No licensed vaccines or therapies exist for patients infected with Nipah virus (NiV), although an experimental human monoclonal antibody (mAb) cross-reactive to the NiV and Hendra virus (HeV) G glycoprotein, m102.4, has been tested in a phase 1 trial and has been provided under compassionate use for both HeV and NiV exposures. NiV is a highly pathogenic zoonotic paramyxovirus causing regular outbreaks in humans and animals in South and Southeast Asia. The mortality rate of NiV infection in humans ranges from 40% to more than 90%, making it a substantial public health concern. The NiV G glycoprotein mediates host cell attachment, and the F glycoprotein facilitates membrane fusion and infection.
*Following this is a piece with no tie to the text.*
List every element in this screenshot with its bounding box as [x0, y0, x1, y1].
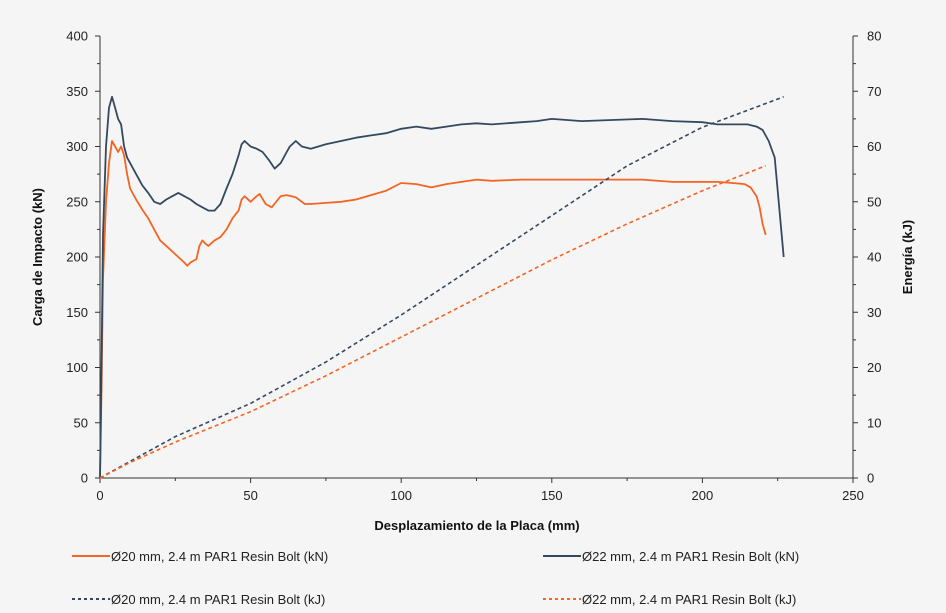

We hypothesized that a mAb against the prefusion conformation of the F glycoprotein may confer better protection than m102.4. To test this, two potent neutralizing mAbs against NiV F protein, hu1F5 and hu12B2, were compared in a hamster model. Hu1F5 provided superior protection to hu12B2 and was selected for comparison with m102.4 for the ability to protect African green monkeys (AGMs) from a stringent NiV challenge. AGMs were exposed intranasally to the Bangladesh strain of NiV and treated 5 days after exposure with either mAb (25 milligrams per kilogram). Whereas only one of six AGMs treated with m102.4 survived until the study end point, all six AGMs treated with hu1F5 were protected. Furthermore, a reduced 10 milligrams per kilogram dose of hu1F5 also provided complete protection against NiV challenge, supporting the upcoming clinical advancement of this mAb for postexposure prophylaxis and therapy.